Xia et al. had similar results in their independent investigation published in the Shanghai Journal of Acupuncture and Moxibustion. [2] The researchers determined that acupuncture plus drugs is superior to using drug monotherapy for relief of exophthalmos due to hyperthyroidism. Two groups were compared. The drug control group received 10 mg/d of methimazole and 25 μg/d of levothyroxine sodium. Methimazole and levothyroxine sodium are used to treat thyroid disorders. The treatment group received acupuncture at the following points in addition to the identical drug treatment administered to the control group:

  • BL1 (Jingming)
  • Shangming (Extra)
  • Neitongziliao (Extra)
  • ST1 (Chengqi)
  • Qiuhou (Extra)
  • TB23 (Sizhukong)
  • GB14 (Yangbai)
  • BL2 (Cuanzhu)
  • GB20 (Fengchi)
  • Shangtianzhu (Extra)
  • LR3 (Taichong)

For thyroid enlargement, the following acupoints were added:

  • CV22 (Tiantu)
  • LI4 (Hegu)
  • ST40 (Fenglong)

Acupuncture combined with drugs produced a positive patient outcome rate of 96.3%. The drug monotherapy produced a 64.0% positive patient outcome rate for the treatment of exophthalmos due to hyperthyroidism. Both studies reviewed in this article demonstrate that acupuncture is an effective therapy for relief from hyperthyroidism and relevant symptoms. Given the data, patients are encouraged to contact local licensed acupuncturists to consult about treatment options.

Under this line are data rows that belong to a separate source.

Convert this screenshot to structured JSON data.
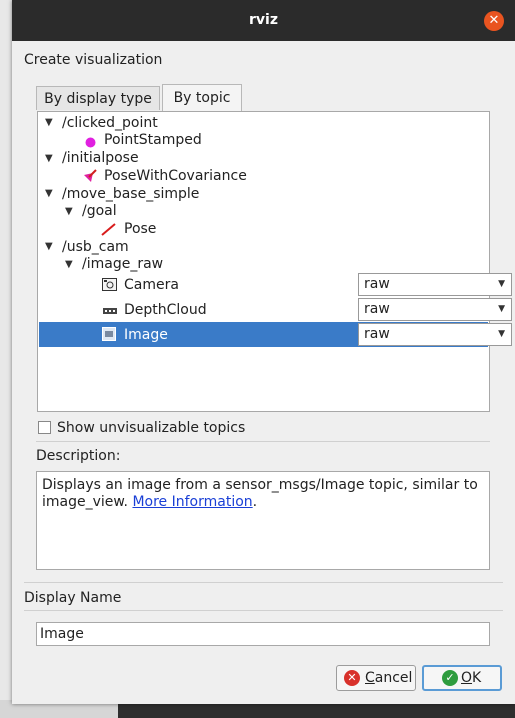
{
  "window": {
    "title": "rviz",
    "close_glyph": "✕"
  },
  "header": {
    "create_label": "Create visualization"
  },
  "tabs": [
    {
      "label": "By display type",
      "active": false
    },
    {
      "label": "By topic",
      "active": true
    }
  ],
  "tree": {
    "clicked_point": {
      "topic": "/clicked_point",
      "child": "PointStamped",
      "child_icon": "magenta-dot-icon"
    },
    "initialpose": {
      "topic": "/initialpose",
      "child": "PoseWithCovariance",
      "child_icon": "pose-covariance-icon"
    },
    "move_base_simple": {
      "topic": "/move_base_simple",
      "sub": "/goal",
      "child": "Pose",
      "child_icon": "red-arrow-icon"
    },
    "usb_cam": {
      "topic": "/usb_cam",
      "sub": "/image_raw",
      "items": [
        {
          "label": "Camera",
          "icon": "camera-icon",
          "transport": "raw"
        },
        {
          "label": "DepthCloud",
          "icon": "depthcloud-icon",
          "transport": "raw"
        },
        {
          "label": "Image",
          "icon": "image-icon",
          "transport": "raw",
          "selected": true
        }
      ]
    }
  },
  "show_unvisualizable": {
    "label": "Show unvisualizable topics",
    "checked": false
  },
  "description": {
    "label": "Description:",
    "text": "Displays an image from a sensor_msgs/Image topic, similar to image_view.",
    "link": "More Information",
    "trailing": "."
  },
  "display_name": {
    "label": "Display Name",
    "value": "Image"
  },
  "buttons": {
    "cancel": {
      "label_mnemonic": "C",
      "label_rest": "ancel"
    },
    "ok": {
      "label_mnemonic": "O",
      "label_rest": "K"
    }
  },
  "colors": {
    "accent": "#3a7bc8",
    "titlebar": "#2b2b2b",
    "close": "#e95420",
    "link": "#1a3fd6"
  }
}
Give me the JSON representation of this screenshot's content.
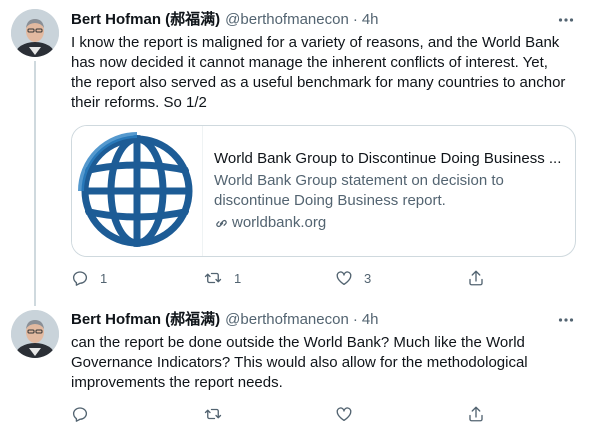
{
  "tweets": [
    {
      "author": {
        "display_name": "Bert Hofman (郝福满)",
        "handle": "@berthofmanecon",
        "time": "4h"
      },
      "text": "I know the report is maligned for a variety of reasons, and the World Bank has now decided it cannot manage the inherent conflicts of interest. Yet, the report also served as a useful benchmark for many countries to anchor their reforms. So 1/2",
      "card": {
        "title": "World Bank Group to Discontinue Doing Business ...",
        "description": "World Bank Group statement on decision to discontinue Doing Business report.",
        "domain": "worldbank.org",
        "thumb_icon": "world-bank-logo-icon"
      },
      "metrics": {
        "replies": "1",
        "retweets": "1",
        "likes": "3"
      }
    },
    {
      "author": {
        "display_name": "Bert Hofman (郝福满)",
        "handle": "@berthofmanecon",
        "time": "4h"
      },
      "text": "can the report be done outside the World Bank?  Much like the World Governance Indicators?  This would also allow for the methodological improvements the report needs.",
      "metrics": {
        "replies": "",
        "retweets": "",
        "likes": ""
      }
    }
  ],
  "ui": {
    "dot": "·"
  },
  "colors": {
    "secondary": "#536471",
    "primary_text": "#0f1419",
    "border": "#cfd9de",
    "logo_blue": "#1a5a96"
  }
}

[1] Li SJ. Acupuncture Combined with Herbs for the Treatment of hyperthyroidism: a Clinical Observation [J]. Cardiovascular Disease Journal of Integrated Traditional Chinese and Western Medicine, 2015, 3(30): 116-117.

[2] Xia Y, Shu S, Li Y, et al. Observations on the Clinical Efficacy of Combined Use of Acupuncture and Drugs in Treating hyperthyroidism Exophthalmos [J], Shanghai Journal of Acupuncture and Moxibustion, 2009, 28(12):691-693.